18 Temmuz 2014

Şefkat ve şehvet

Sevmekten kaçarken, sevdiğini bile anlamadan sevebilirdi insan. Bütün olan bitene rağmen hâlâ emin olmayabilirdi bundan

Daha hayalini kurarken hissetmiş, öylelikle çok genç yaşımda anlamıştım kesintisiz bir mutluluğun aslında can sıkıcı olduğunu, olacağını. Tam arzuladığım gibi, hiçbir olumsuzlukla karşılaşmadan süren bir yaşam kesitini hayal etmeyi biraz uzatınca birden sıkılıvermiştim çünkü.

Sürekli ve katıksız bir mutluluğun hayalinden bile sıkılıyordunuz süresi uzayınca.

Gerçek hayatta zaten imkânsızdı da.

Tanrı sıkılmamızı istememişti…

Durmadan engeller çıkıyordu karşımıza: Başarısızlıklar, hayal kırıklıkları, ayrılıklar, hastalıklar…

Bir ömür mutluluğun peşinde koşmak, bulunca da sıkılmakla geçiyordu.

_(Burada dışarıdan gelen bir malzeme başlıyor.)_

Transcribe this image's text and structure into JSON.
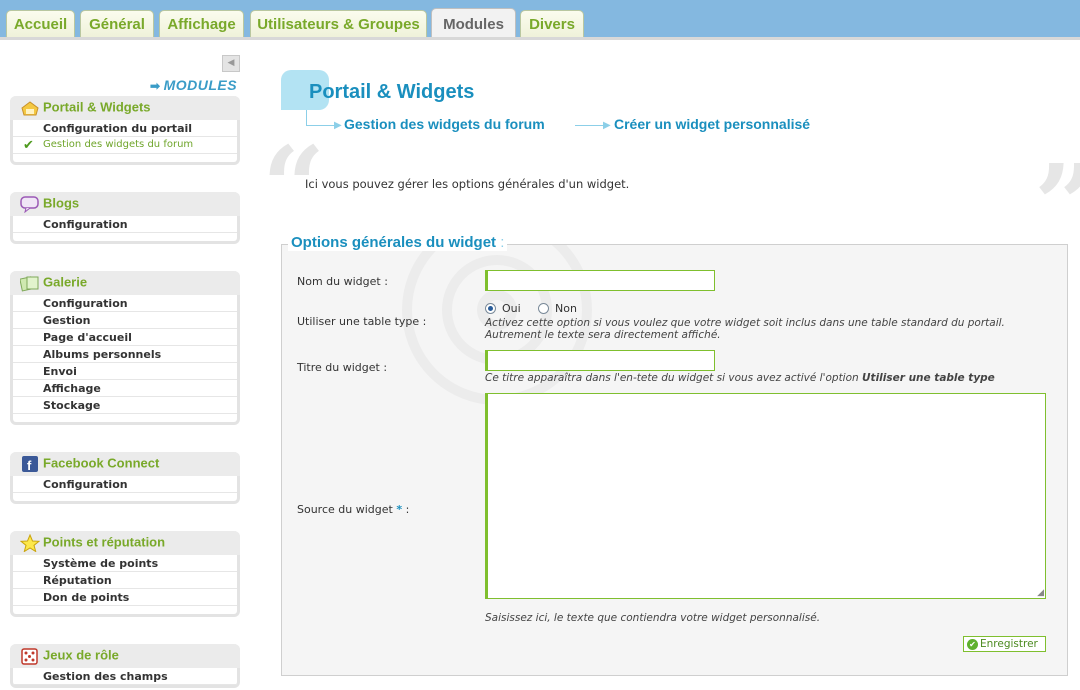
{
  "tabs": [
    {
      "label": "Accueil"
    },
    {
      "label": "Général"
    },
    {
      "label": "Affichage"
    },
    {
      "label": "Utilisateurs & Groupes"
    },
    {
      "label": "Modules"
    },
    {
      "label": "Divers"
    }
  ],
  "sidebar": {
    "heading": "MODULES",
    "boxes": [
      {
        "title": "Portail & Widgets",
        "icon": "portal-icon",
        "items": [
          "Configuration du portail",
          "Gestion des widgets du forum"
        ]
      },
      {
        "title": "Blogs",
        "icon": "speech-bubble-icon",
        "items": [
          "Configuration"
        ]
      },
      {
        "title": "Galerie",
        "icon": "gallery-icon",
        "items": [
          "Configuration",
          "Gestion",
          "Page d'accueil",
          "Albums personnels",
          "Envoi",
          "Affichage",
          "Stockage"
        ]
      },
      {
        "title": "Facebook Connect",
        "icon": "facebook-icon",
        "items": [
          "Configuration"
        ]
      },
      {
        "title": "Points et réputation",
        "icon": "star-icon",
        "items": [
          "Système de points",
          "Réputation",
          "Don de points"
        ]
      },
      {
        "title": "Jeux de rôle",
        "icon": "dice-icon",
        "items": [
          "Gestion des champs"
        ]
      }
    ]
  },
  "main": {
    "title": "Portail & Widgets",
    "breadcrumb": [
      "Gestion des widgets du forum",
      "Créer un widget personnalisé"
    ],
    "intro": "Ici vous pouvez gérer les options générales d'un widget.",
    "legend": "Options générales du widget",
    "legend_colon": ":",
    "fields": {
      "name_label": "Nom du widget :",
      "name_value": "",
      "table_label": "Utiliser une table type :",
      "radio_yes": "Oui",
      "radio_no": "Non",
      "table_help_1": "Activez cette option si vous voulez que votre widget soit inclus dans une table standard du portail.",
      "table_help_2": "Autrement le texte sera directement affiché.",
      "title_label": "Titre du widget :",
      "title_value": "",
      "title_help": "Ce titre apparaîtra dans l'en-tete du widget si vous avez activé l'option",
      "title_help_bold": "Utiliser une table type",
      "source_label": "Source du widget",
      "source_req": "*",
      "source_colon": ":",
      "source_value": "",
      "source_help": "Saisissez ici, le texte que contiendra votre widget personnalisé."
    },
    "save_label": "Enregistrer"
  },
  "colors": {
    "accent_green": "#79a92a",
    "accent_blue": "#1a8fbe",
    "topbar": "#84b8e0"
  }
}
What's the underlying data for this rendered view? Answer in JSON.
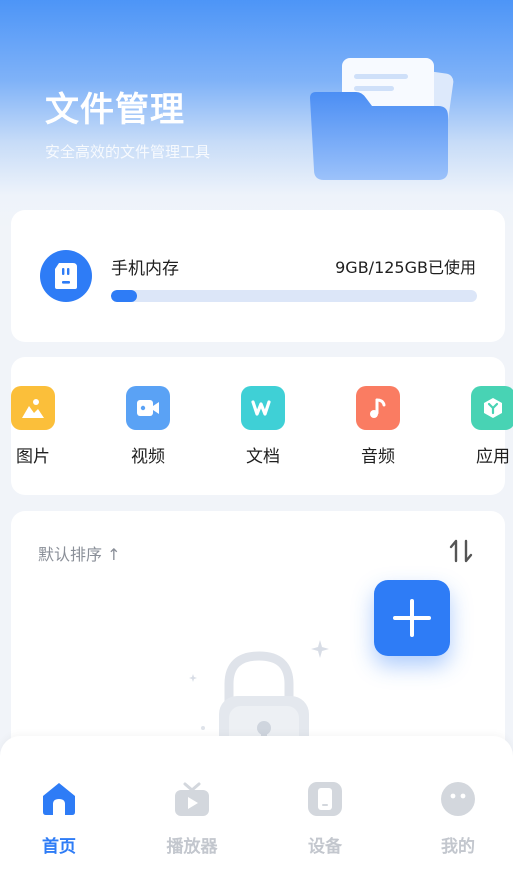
{
  "header": {
    "title": "文件管理",
    "subtitle": "安全高效的文件管理工具"
  },
  "storage": {
    "icon": "sd-card-icon",
    "label": "手机内存",
    "usage_text": "9GB/125GB已使用",
    "used_fraction": 0.072
  },
  "categories": [
    {
      "label": "图片",
      "icon": "image-icon",
      "color": "#fbbf3a"
    },
    {
      "label": "视频",
      "icon": "video-icon",
      "color": "#5aa2f5"
    },
    {
      "label": "文档",
      "icon": "document-icon",
      "color": "#3fd0d6"
    },
    {
      "label": "音频",
      "icon": "music-icon",
      "color": "#fa7c62"
    },
    {
      "label": "应用",
      "icon": "app-icon",
      "color": "#48d3b4"
    }
  ],
  "file_list": {
    "sort_label": "默认排序 ↑",
    "empty_icon": "lock-icon"
  },
  "fab": {
    "icon": "plus-icon"
  },
  "nav": [
    {
      "label": "首页",
      "icon": "home-icon",
      "active": true
    },
    {
      "label": "播放器",
      "icon": "tv-icon",
      "active": false
    },
    {
      "label": "设备",
      "icon": "phone-icon",
      "active": false
    },
    {
      "label": "我的",
      "icon": "profile-icon",
      "active": false
    }
  ],
  "colors": {
    "accent": "#2e7cf6",
    "inactive": "#c3c7ce"
  }
}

Mutluluğu elde ettiklerimizde, yaşadıklarımızda değil, manada aramaya böyle başlıyorduk belki. Bu sefer habire bir anlam arıyor, bir anlam katmaya çalışıyorduk hayatımıza. Her şeye ille de bir anlam yükleme ihtiyacı duyuyorduk.

Dinler, felsefe, sanat hatta ideolojiler bu arayışın neticesiydi biraz da.

Ve tabii, ölüm vardı.

Bir yandan ölüme isyan ediyor, bir yandan, çaresiz, ölüm olmasaydı hayat bu kadar anlamlı bu kadar değerli olmazdı diye düşünüyorduk.

Yoksa ölüm müydü hayatı manasızlaştıran?

Ya hiçbir şey tesadüf değildi, öyleyse her şey bir anlam taşıyordu…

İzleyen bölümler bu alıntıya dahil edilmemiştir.